In this, Jackson works well by carving out the profiles of two convincing and credible protagonists, extracting the best possible performance from them, and fitting them into this shocking delirium. The result is an unpredictable and at times shocking film that relies on dynamics suspended between slasher and torture porn to shock the viewer but also knows how to rise above the average low-budget B-movie due to its unusual attention to character development and its sharp critique of the contradictions of contemporary society.

Indeed, the underlying criticisms that emerge as subplots are numerous, most notably how the director inserts the alienation of humankind in the age of social networks, where you are someone if you have followers, and a subtle finger-pointing at those who obsessively idolize their pets. From these principles, a rotten, sick, evil, and disturbing wall rises, made of blood, gore, splatter, and violence where everything is shown to us. The protagonist’s look is iconic: oversized cat mask, clawed gloves, giant hooked penis, and a sweater several sizes too small (which will make you laugh at first glance but will later understand why).

Jackson has no filters; everything is irreverent and out of control. The killer, being a sick person, is not the epitome of elegance and believes he can bring the cat back to life by immersing the corpse (which he keeps frozen in his home freezer) in the blood of nine victims. So, he kills, decapitates, crushes skulls, collects tanks of blood, and rapes with the enormous phallic prosthesis nine unfortunates in a series of truly remarkable splatter moments.
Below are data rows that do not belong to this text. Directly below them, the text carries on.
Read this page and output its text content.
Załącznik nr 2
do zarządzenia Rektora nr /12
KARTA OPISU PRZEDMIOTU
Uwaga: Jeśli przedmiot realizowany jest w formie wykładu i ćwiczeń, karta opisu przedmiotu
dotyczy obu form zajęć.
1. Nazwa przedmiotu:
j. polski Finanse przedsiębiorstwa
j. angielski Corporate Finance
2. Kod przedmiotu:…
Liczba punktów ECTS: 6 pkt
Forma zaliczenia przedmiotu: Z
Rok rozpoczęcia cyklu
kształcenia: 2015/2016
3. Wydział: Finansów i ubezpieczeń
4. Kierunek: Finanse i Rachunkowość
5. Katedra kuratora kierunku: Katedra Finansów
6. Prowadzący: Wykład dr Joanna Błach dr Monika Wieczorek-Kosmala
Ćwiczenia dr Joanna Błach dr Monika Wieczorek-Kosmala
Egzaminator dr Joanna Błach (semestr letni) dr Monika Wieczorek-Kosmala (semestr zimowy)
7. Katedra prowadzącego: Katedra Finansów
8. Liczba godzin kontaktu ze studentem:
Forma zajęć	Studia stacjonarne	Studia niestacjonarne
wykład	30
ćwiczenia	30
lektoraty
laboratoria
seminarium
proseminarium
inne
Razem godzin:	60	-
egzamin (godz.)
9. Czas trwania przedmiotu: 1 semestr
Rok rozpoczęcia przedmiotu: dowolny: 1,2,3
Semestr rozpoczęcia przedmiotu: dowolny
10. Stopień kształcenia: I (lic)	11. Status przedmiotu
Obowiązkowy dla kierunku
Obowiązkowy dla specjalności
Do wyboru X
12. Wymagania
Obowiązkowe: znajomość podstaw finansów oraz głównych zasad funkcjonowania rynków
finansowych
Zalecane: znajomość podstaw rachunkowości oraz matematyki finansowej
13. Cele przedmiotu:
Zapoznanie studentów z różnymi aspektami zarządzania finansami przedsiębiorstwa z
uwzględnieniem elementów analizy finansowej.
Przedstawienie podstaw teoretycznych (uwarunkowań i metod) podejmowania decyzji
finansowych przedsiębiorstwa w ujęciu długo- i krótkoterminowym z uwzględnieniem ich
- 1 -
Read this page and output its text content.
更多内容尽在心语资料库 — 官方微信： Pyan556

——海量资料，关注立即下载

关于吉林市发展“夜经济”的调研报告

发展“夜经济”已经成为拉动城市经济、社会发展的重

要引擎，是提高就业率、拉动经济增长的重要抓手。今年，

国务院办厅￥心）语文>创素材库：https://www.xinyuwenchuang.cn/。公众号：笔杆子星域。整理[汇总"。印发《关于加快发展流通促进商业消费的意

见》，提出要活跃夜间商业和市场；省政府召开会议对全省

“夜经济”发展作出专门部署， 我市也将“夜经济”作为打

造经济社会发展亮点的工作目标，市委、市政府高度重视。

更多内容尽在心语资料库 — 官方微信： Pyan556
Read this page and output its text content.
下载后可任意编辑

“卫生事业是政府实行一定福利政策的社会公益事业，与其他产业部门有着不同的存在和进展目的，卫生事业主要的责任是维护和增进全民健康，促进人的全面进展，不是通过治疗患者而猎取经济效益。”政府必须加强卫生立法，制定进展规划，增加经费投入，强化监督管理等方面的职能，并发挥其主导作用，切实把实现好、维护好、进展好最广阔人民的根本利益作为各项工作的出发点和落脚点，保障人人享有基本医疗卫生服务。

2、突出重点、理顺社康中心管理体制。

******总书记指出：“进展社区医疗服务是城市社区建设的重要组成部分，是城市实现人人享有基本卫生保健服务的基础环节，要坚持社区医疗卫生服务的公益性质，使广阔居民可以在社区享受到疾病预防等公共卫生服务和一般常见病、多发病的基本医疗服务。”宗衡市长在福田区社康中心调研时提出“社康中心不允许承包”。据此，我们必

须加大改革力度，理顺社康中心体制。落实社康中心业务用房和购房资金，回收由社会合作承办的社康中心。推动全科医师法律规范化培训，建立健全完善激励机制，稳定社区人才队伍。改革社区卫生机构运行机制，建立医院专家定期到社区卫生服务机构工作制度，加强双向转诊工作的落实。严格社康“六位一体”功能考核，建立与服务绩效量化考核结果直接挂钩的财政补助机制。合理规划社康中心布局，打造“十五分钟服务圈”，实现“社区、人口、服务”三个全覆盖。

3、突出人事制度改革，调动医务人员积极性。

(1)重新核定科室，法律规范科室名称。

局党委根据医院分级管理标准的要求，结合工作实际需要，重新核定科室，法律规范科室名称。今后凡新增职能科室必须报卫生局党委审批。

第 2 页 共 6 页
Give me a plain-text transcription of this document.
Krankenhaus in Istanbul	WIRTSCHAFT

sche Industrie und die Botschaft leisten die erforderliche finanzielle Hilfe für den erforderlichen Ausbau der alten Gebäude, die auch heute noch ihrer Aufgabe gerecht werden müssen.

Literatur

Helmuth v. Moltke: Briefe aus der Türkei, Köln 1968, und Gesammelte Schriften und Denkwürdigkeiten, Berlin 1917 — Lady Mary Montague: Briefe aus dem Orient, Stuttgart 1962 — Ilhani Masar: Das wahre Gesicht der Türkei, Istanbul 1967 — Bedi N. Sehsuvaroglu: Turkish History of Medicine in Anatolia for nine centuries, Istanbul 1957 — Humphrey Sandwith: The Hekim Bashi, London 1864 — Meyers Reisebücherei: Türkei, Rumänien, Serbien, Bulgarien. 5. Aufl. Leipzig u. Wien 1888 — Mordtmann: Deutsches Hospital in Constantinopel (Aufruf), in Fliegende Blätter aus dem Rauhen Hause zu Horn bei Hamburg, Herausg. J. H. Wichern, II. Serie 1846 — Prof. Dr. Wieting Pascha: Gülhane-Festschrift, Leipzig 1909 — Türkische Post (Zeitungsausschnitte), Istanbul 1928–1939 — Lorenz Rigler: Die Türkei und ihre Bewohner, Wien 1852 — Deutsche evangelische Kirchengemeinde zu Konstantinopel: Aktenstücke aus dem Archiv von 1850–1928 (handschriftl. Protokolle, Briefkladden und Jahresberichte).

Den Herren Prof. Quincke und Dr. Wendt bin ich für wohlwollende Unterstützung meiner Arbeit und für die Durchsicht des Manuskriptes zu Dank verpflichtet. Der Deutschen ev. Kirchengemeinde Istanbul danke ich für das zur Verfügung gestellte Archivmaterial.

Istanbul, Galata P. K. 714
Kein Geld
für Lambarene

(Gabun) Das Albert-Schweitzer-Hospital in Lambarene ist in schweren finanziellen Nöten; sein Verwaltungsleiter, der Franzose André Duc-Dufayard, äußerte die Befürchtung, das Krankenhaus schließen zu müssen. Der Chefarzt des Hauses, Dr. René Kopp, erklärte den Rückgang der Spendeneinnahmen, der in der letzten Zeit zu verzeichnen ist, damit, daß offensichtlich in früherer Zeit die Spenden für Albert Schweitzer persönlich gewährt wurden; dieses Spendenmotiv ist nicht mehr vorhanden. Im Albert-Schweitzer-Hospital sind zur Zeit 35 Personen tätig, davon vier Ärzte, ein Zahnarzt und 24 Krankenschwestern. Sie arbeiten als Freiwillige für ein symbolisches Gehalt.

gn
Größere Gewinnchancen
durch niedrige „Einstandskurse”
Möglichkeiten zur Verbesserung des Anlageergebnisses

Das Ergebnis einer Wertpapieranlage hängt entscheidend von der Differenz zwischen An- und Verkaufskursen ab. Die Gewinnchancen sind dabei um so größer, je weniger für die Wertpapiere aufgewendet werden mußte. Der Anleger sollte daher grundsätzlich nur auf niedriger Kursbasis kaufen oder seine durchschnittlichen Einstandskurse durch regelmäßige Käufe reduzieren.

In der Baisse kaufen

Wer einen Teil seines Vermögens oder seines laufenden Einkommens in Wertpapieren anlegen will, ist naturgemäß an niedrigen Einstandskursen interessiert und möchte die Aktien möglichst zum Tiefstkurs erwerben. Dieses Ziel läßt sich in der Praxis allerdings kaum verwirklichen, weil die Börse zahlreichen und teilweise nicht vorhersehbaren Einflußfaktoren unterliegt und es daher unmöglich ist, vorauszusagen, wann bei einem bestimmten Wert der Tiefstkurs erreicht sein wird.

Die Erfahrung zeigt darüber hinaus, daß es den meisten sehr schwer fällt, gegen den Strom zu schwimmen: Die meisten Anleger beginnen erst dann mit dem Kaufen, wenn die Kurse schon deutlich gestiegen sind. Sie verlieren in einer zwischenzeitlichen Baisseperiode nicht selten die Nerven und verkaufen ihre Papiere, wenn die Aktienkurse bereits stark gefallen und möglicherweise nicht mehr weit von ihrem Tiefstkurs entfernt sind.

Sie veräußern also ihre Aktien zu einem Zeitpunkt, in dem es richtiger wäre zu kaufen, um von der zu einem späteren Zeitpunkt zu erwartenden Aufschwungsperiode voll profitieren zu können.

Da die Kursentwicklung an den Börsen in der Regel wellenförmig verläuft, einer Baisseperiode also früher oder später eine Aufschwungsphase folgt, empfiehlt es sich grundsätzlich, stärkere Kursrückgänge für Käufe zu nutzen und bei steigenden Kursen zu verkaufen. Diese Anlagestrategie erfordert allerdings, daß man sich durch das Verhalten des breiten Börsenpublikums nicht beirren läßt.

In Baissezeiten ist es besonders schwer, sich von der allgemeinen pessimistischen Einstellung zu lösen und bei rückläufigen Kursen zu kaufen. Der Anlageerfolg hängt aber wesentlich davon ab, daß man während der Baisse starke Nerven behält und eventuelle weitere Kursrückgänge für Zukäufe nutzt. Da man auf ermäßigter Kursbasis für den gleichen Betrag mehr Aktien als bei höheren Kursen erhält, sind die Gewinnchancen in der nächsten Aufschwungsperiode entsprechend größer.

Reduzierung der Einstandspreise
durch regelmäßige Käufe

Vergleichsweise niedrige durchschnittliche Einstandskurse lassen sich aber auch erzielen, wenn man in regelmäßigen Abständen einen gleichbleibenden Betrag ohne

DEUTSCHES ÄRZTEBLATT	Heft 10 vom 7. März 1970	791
In all of this, you will find absurd sequences, some flawed, others unbearable, but also some remarkable for a film that will delight fans of the extreme genre.

PANDEMONIUM MOMENT

When Ted/Patrick sneaks into the bedroom while four girls are sleeping in a hostel and kills them all in different ways to the notes of “Repulsion” by Mistabishi in a slow-motion scene you will hardly forget.